Previous before-and-after studies have also demonstrated that speed limit interventions alone are insufficient, and that complementary measures such as enforcement or road design changes are necessary to achieve meaningful speed reductions. Our findings are consistent with this body of work. However, unlike prior studies that relied primarily on temporal comparisons, the present research applies spatial econometric models to point-level ADAS speed data. This approach provides a novel perspective by quantifying spatial spillovers and contextual influences on speed choice, thereby confirming existing knowledge through a different methodological lens. In conclusion, this paper reinforces the importance of considering spatial spillovers, road design, environmental cues, and regulatory frameworks together. By employing spatial autocorrelation models at the point level, it offers a more nuanced comprehension of drivers’ speed choices and speeding dynamics.

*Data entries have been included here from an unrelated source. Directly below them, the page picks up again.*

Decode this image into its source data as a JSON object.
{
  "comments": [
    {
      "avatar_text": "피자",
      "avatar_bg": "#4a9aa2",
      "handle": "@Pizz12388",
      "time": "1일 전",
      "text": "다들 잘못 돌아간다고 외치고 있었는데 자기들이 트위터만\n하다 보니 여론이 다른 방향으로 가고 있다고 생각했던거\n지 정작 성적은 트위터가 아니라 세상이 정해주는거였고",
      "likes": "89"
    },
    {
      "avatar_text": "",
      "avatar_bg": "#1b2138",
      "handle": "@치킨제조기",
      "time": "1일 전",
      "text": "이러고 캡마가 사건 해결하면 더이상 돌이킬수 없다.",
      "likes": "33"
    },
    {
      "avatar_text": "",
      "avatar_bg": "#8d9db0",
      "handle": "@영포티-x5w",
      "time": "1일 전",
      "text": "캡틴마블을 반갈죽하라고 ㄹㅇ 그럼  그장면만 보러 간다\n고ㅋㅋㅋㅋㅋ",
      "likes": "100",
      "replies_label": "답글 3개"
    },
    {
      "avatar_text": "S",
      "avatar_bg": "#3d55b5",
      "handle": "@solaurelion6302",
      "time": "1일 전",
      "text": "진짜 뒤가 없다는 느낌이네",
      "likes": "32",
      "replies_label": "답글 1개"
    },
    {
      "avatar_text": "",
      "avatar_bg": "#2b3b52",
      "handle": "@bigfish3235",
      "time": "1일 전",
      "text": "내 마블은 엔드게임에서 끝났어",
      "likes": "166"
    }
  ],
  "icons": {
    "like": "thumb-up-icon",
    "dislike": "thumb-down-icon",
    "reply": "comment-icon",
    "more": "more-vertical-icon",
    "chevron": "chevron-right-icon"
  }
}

These findings offer valuable insights for policymakers but have several limitations. First, temporal variations in speeding—such as seasonal or time-of-day effects—were not examined, though patterns may differ across seasons and peak hours. Future work should incorporate temporal dimensions including day-of-week patterns and time-series weather conditions for better understanding. Second, the sample is largely rental vehicles driven by non-local visitors; while this reduces local bias, it limits external validity, highlighting the need to compare visitor and resident drivers. Third, the data did not allow clear separation of free-flow and congested speeds; richer trajectory data and headway-based methods could address this. Finally, while this study has advanced the understanding of spatial and environmental determinants of speeding degree, we did not conduct a global sensitivity analysis to systematically evaluate the relative importance and interactions of these factors. Global sensitivity analysis techniques, as discussed in prior studies (e.g., [
97,
98]), provide a powerful framework for quantifying parameter influence. Incorporating such methods could further strengthen future investigations by offering a more rigorous assessment of how spatial and environmental variables jointly shape speeding behavior. Future research should also consider the role of pedestrian and cycling infrastructure—such as sidewalks, crossings, and bike lanes—in shaping vehicle speeds, thereby linking traffic safety outcomes more directly to sustainability objectives.

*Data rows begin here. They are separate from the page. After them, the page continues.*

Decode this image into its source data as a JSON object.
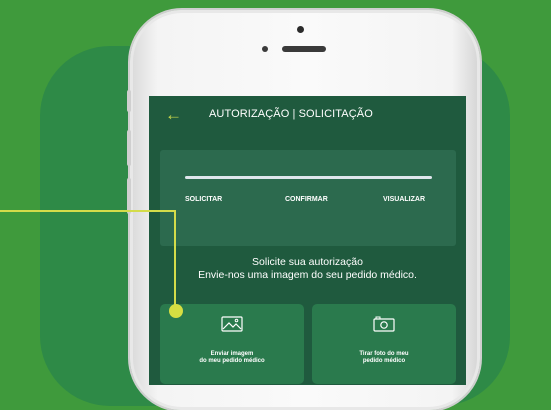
{
  "header": {
    "back_icon": "arrow-left-icon",
    "title": "AUTORIZAÇÃO | SOLICITAÇÃO"
  },
  "stepper": {
    "progress": 1.0,
    "steps": [
      "SOLICITAR",
      "CONFIRMAR",
      "VISUALIZAR"
    ]
  },
  "instructions": {
    "line1": "Solicite sua autorização",
    "line2": "Envie-nos uma imagem do seu pedido médico."
  },
  "actions": {
    "upload": {
      "icon": "image-icon",
      "line1": "Enviar imagem",
      "line2": "do meu pedido médico"
    },
    "camera": {
      "icon": "camera-icon",
      "line1": "Tirar foto do meu",
      "line2": "pedido médico"
    }
  },
  "colors": {
    "background": "#3f9a3c",
    "screen": "#1f5a3e",
    "card": "#2a7a4d",
    "accent": "#d4dc4a"
  }
}
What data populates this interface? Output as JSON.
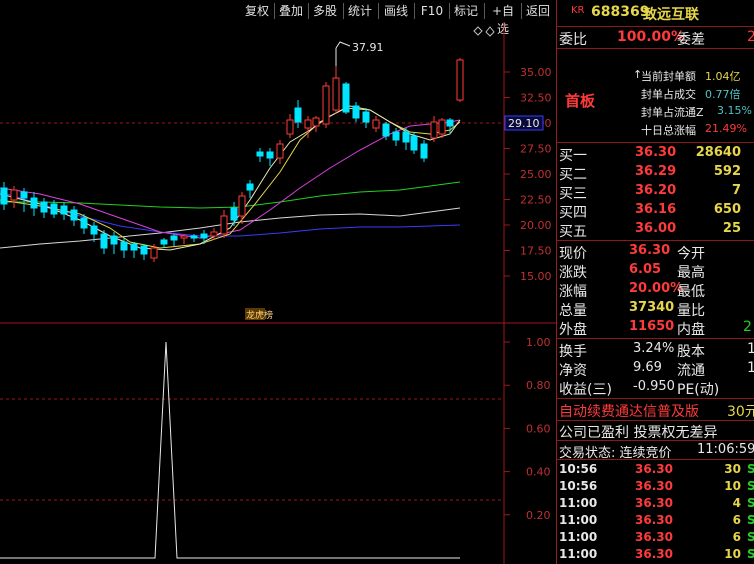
{
  "toolbar": {
    "buttons": [
      "复权",
      "叠加",
      "多股",
      "统计",
      "画线",
      "F10",
      "标记",
      "+自选",
      "返回"
    ]
  },
  "header": {
    "market": "KR",
    "code": "688369",
    "name": "致远互联"
  },
  "order_ratio": {
    "label": "委比",
    "value": "100.00%",
    "diff_label": "委差",
    "diff_value": "2"
  },
  "limit_info": {
    "tag": "首板",
    "rows": [
      {
        "label": "当前封单额",
        "value": "1.04亿"
      },
      {
        "label": "封单占成交",
        "value": "0.77倍"
      },
      {
        "label": "封单占流通Z",
        "value": "3.15%"
      },
      {
        "label": "十日总涨幅",
        "value": "21.49%"
      }
    ]
  },
  "bids": [
    {
      "label": "买一",
      "price": "36.30",
      "vol": "28640"
    },
    {
      "label": "买二",
      "price": "36.29",
      "vol": "592"
    },
    {
      "label": "买三",
      "price": "36.20",
      "vol": "7"
    },
    {
      "label": "买四",
      "price": "36.16",
      "vol": "650"
    },
    {
      "label": "买五",
      "price": "36.00",
      "vol": "25"
    }
  ],
  "quote": [
    {
      "l1": "现价",
      "v1": "36.30",
      "l2": "今开",
      "v2": ""
    },
    {
      "l1": "涨跌",
      "v1": "6.05",
      "l2": "最高",
      "v2": ""
    },
    {
      "l1": "涨幅",
      "v1": "20.00%",
      "l2": "最低",
      "v2": ""
    },
    {
      "l1": "总量",
      "v1": "37340",
      "l2": "量比",
      "v2": ""
    },
    {
      "l1": "外盘",
      "v1": "11650",
      "l2": "内盘",
      "v2": "2"
    }
  ],
  "fundamentals": [
    {
      "l1": "换手",
      "v1": "3.24%",
      "l2": "股本",
      "v2": "1"
    },
    {
      "l1": "净资",
      "v1": "9.69",
      "l2": "流通",
      "v2": "1"
    },
    {
      "l1": "收益(三)",
      "v1": "-0.950",
      "l2": "PE(动)",
      "v2": ""
    }
  ],
  "promo": {
    "text": "自动续费通达信普及版",
    "price": "30元"
  },
  "notice": "公司已盈利 投票权无差异",
  "trade_status": {
    "label": "交易状态: 连续竞价",
    "time": "11:06:59"
  },
  "ticks": [
    {
      "time": "10:56",
      "price": "36.30",
      "vol": "30",
      "side": "S"
    },
    {
      "time": "10:56",
      "price": "36.30",
      "vol": "10",
      "side": "S"
    },
    {
      "time": "11:00",
      "price": "36.30",
      "vol": "4",
      "side": "S"
    },
    {
      "time": "11:00",
      "price": "36.30",
      "vol": "6",
      "side": "S"
    },
    {
      "time": "11:00",
      "price": "36.30",
      "vol": "6",
      "side": "S"
    },
    {
      "time": "11:00",
      "price": "36.30",
      "vol": "10",
      "side": "S"
    }
  ],
  "chart": {
    "high_label": "37.91",
    "current_price_label": "29.10",
    "marker_label": "龙虎榜",
    "price_ticks": [
      "35.00",
      "32.50",
      "30.00",
      "27.50",
      "25.00",
      "22.50",
      "20.00",
      "17.50",
      "15.00"
    ],
    "ind_ticks": [
      "1.00",
      "0.80",
      "0.60",
      "0.40",
      "0.20"
    ]
  },
  "chart_data": {
    "type": "candlestick",
    "price_axis": {
      "ticks": [
        35.0,
        32.5,
        30.0,
        27.5,
        25.0,
        22.5,
        20.0,
        17.5,
        15.0
      ]
    },
    "indicator_axis": {
      "ticks": [
        1.0,
        0.8,
        0.6,
        0.4,
        0.2
      ]
    },
    "colors": {
      "up": "#ff3a3a",
      "down": "#00e5ff",
      "ma1": "#e8e8e8",
      "ma2": "#e6d64a",
      "ma3": "#e040e0",
      "ma4": "#22d022",
      "ma5": "#3a3aff"
    }
  }
}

Beyond Jeju Island, applying these findings to other regions requires attention to both infrastructural and contextual differences. For example, the relative influence of design features (e.g., medians, bus lanes) and enforcement strategies may vary depending on road hierarchies, traffic compositions, and cultural driving norms. Future research should therefore test the framework in diverse geographical and temporal settings to establish the extent of generalizability and to guide context-specific policy design.

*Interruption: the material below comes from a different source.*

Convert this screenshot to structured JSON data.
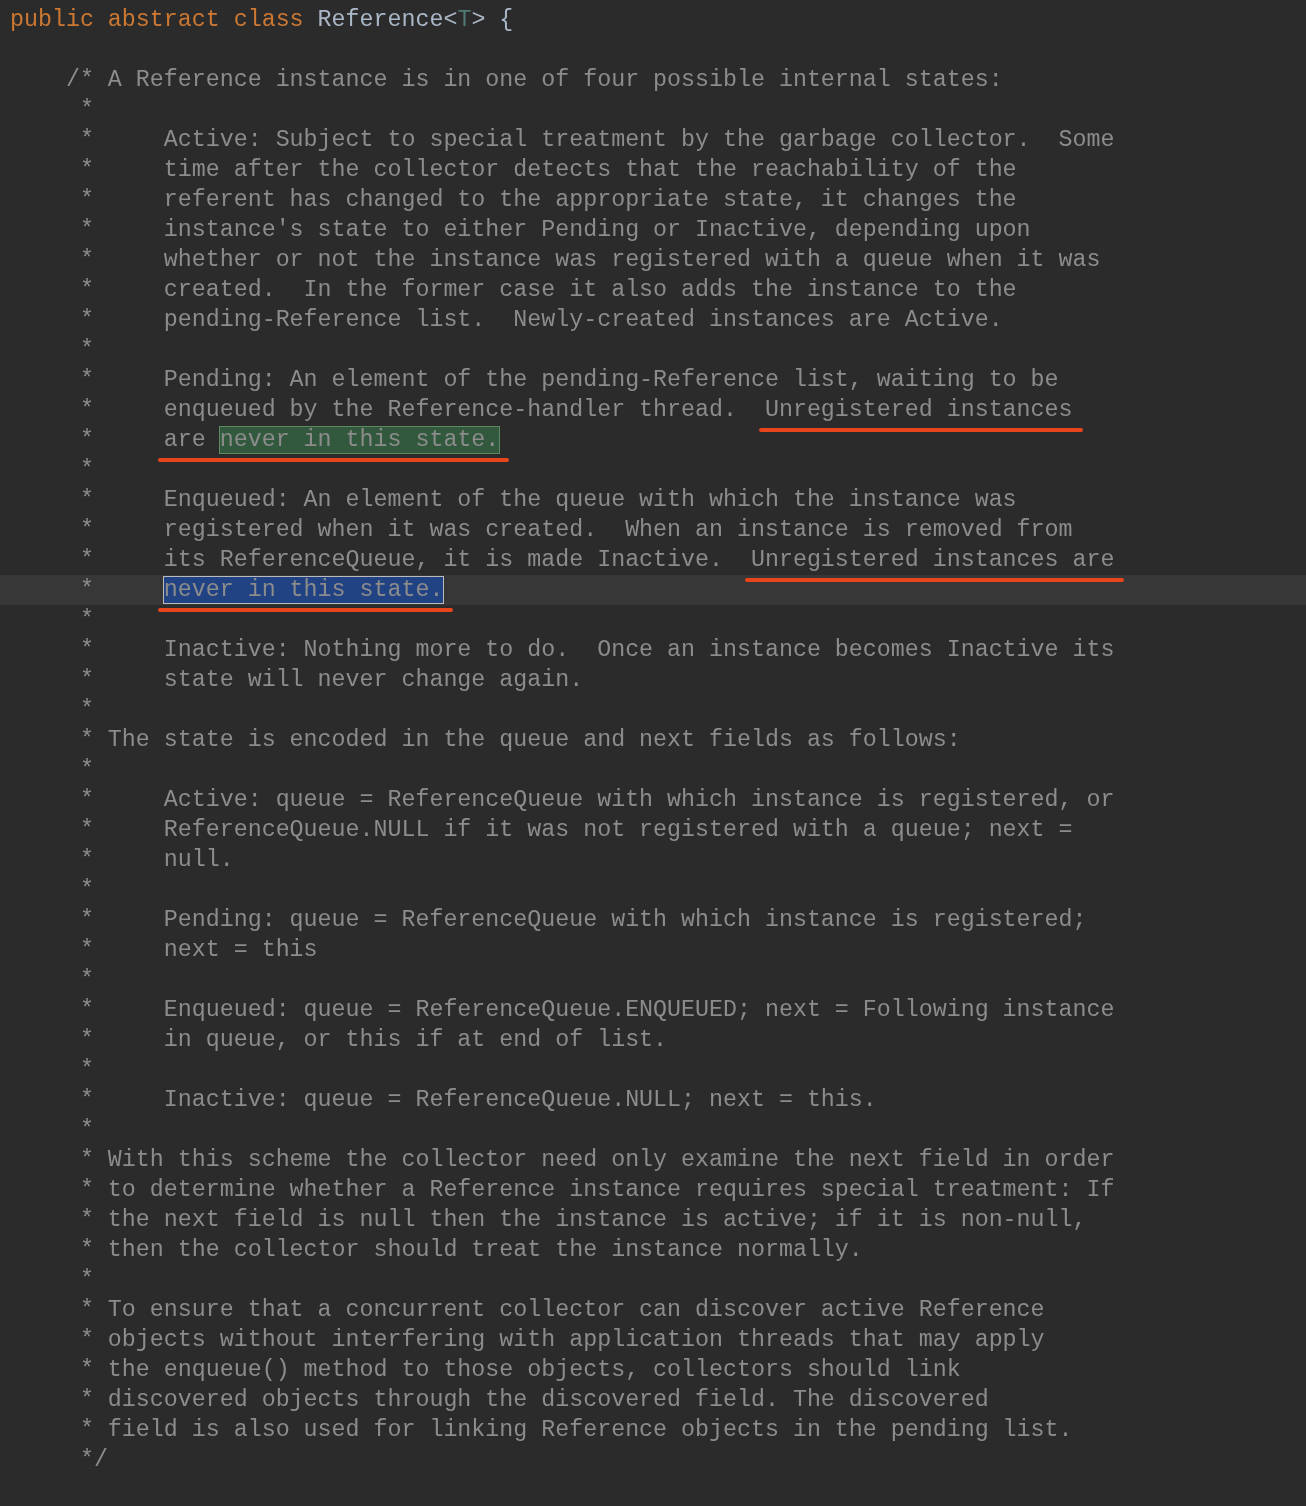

Despite these limitations, policymakers and planners are encouraged to adopt a holistic perspective, implementing integrated strategies that recognize the complex interplay between infrastructure, environment, enforcement, and human behavior. In practice, this may include targeted traffic calming interventions such as the installation or relocation of speed cameras at identified hot spots, the redesign of median barriers or intersections to reduce excessive speed, and the incorporation of visually salient features like bus lanes, pedestrian crossings, and bike facilities. By aligning these interventions with the spatial factors identified in this study, policymakers can design safer and more sustainable road environments.